2. Select the Content tab and then click Certificates. This displays the Certificates dialog box.

3. Select the Trusted Root Certification Authorities tab. You should now see a list of trusted root CAs.

When you use a trusted third-party authority, you enable SSL on your Web server using a different process from when you act as your own root CA. This process is as follows:

1. Generate a certificate request file for each Web site on your server that has a unique name.

2. Submit the certificate request files to a trusted third-party authority, such as Entrust, Equifax, Valicert, or Verisign. The CA will process the requests and send you certificates.

3. Install the certificates and then enable SSL on each applicable Web site.

4. Client browsers initiate SSL sessions using a secure URL beginning with https://.

Regardless of whether you act as your own CA or use a trusted CA, you must still manage the server certificates, and you use Certificate Services to do this. Server certificates can expire or be revoked, if necessary. For example, if your organization is an Internet service provider (ISP) that issues its own certificates, you might want your customers’ server certificates to expire annually. This forces customers to update their certificate information at least once a year to ensure that it’s current. You also might want to revoke a certificate when a customer cancels service.

Understanding SSL Encryption Strength

An SSL session’s encryption strength is directly proportional to the number of bits in the session key. This means that session keys with a greater number of bits are considerably more difficult to crack and, thus, are more secure.

The two most commonly used encryption levels for SSL sessions are 40-bit and 128-bit. Encryption at the 40-bit level is adequate for most needs, including e-commerce. Encryption at the 128-bit level provides added protection for sensitive personal and financial information. Most versions of Microsoft Windows Server 2003 shipped in the United States are configured with 128-bit encryption. Export versions of Windows Server 2003 have 40-bit encryption. To upgrade a server from 40-bit encryption to 128-bit encryption, you must install the 128-bit upgrade patch, which is available from Microsoft.

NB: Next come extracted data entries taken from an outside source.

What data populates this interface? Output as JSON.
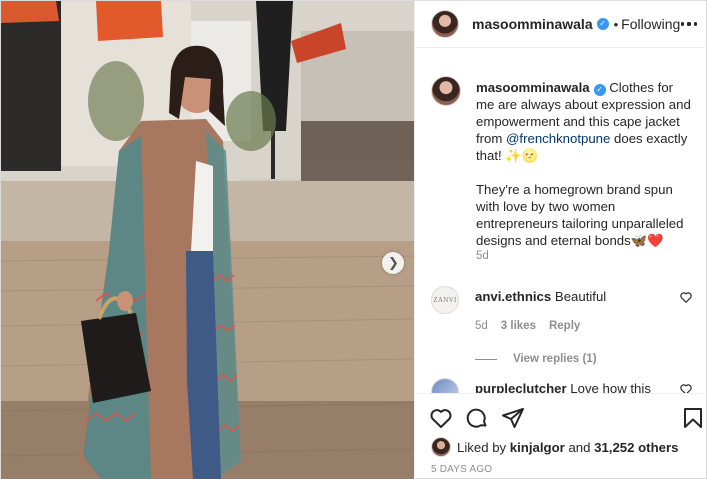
{
  "header": {
    "username": "masoomminawala",
    "separator": "•",
    "follow_status": "Following"
  },
  "caption": {
    "username": "masoomminawala",
    "text_before_mention": "Clothes for me are always about expression and empowerment and this cape jacket from",
    "mention": "@frenchknotpune",
    "text_after_mention": "does exactly that! ✨🌝",
    "paragraph2": "They're a homegrown brand spun with love by two women entrepreneurs tailoring unparalleled designs and eternal bonds🦋❤️",
    "time": "5d"
  },
  "comments": [
    {
      "avatar_text": "ZANVI",
      "username": "anvi.ethnics",
      "text": "Beautiful",
      "time": "5d",
      "likes": "3 likes",
      "reply_label": "Reply",
      "view_replies": "View replies (1)"
    },
    {
      "username": "purpleclutcher",
      "text": "Love how this"
    }
  ],
  "likes": {
    "prefix": "Liked by",
    "user": "kinjalgor",
    "conjunction": "and",
    "others": "31,252 others"
  },
  "post_date": "5 DAYS AGO",
  "icons": {
    "verified": "verified-badge",
    "more": "more-horizontal-icon",
    "like": "heart-icon",
    "comment": "comment-icon",
    "share": "paper-plane-icon",
    "save": "bookmark-icon",
    "next": "chevron-right-icon"
  },
  "colors": {
    "verified": "#3897f0",
    "mention": "#00376b",
    "muted": "#8e8e8e",
    "text": "#262626"
  }
}
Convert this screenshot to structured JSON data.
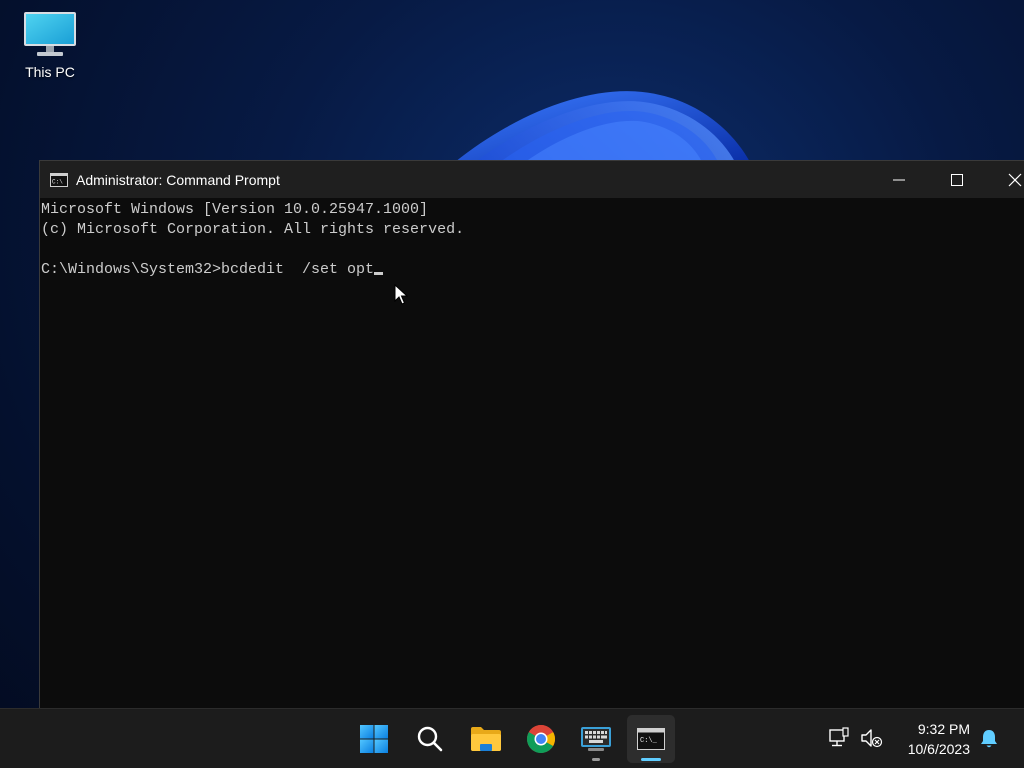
{
  "desktop": {
    "icons": [
      {
        "label": "This PC",
        "icon": "monitor-icon"
      }
    ]
  },
  "window": {
    "title": "Administrator: Command Prompt",
    "icon": "cmd-icon",
    "controls": {
      "minimize": "minimize-icon",
      "maximize": "maximize-icon",
      "close": "close-icon"
    }
  },
  "console": {
    "lines": [
      "Microsoft Windows [Version 10.0.25947.1000]",
      "(c) Microsoft Corporation. All rights reserved.",
      "",
      "C:\\Windows\\System32>bcdedit  /set opt"
    ]
  },
  "taskbar": {
    "items": [
      {
        "name": "start",
        "icon": "windows-logo-icon"
      },
      {
        "name": "search",
        "icon": "search-icon"
      },
      {
        "name": "file-explorer",
        "icon": "folder-icon"
      },
      {
        "name": "chrome",
        "icon": "chrome-icon"
      },
      {
        "name": "on-screen-keyboard",
        "icon": "keyboard-icon"
      },
      {
        "name": "command-prompt",
        "icon": "cmd-icon"
      }
    ],
    "tray": {
      "time": "9:32 PM",
      "date": "10/6/2023",
      "icons": [
        "network-icon",
        "volume-muted-icon",
        "notification-bell-icon"
      ]
    }
  },
  "colors": {
    "accent": "#60cdff",
    "console_bg": "#0c0c0c",
    "console_fg": "#cccccc",
    "titlebar_bg": "#1f1f1f",
    "taskbar_bg": "#1c1c1c"
  }
}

Don’t confuse the encryption level for SSL sessions (the strength of the session key expressed as bits) with the encryption level for SSL certificates (the strength of the certificate’s public and private keys expressed as bits). Most encryption keys (public and private) have a bit length of 512 or 1024. Domestic U.S. and export versions of most applications and operating systems support encryption keys with a bit length of 512. However, encryption keys with a bit length of 1024 or greater aren’t supported in the export versions of most applications and operating systems.

When a user attempts to establish an SSL session with your Web server, the user’s browser and the server use the bit length of their encryption keys to determine the strongest level of encryption possible. If the encryption keys use 512 bits, the level of encryption is set to 40 bits. If the encryption keys use 1024 bits, the level of encryption is set to 128 bits. Other key bit lengths and encryption levels are available.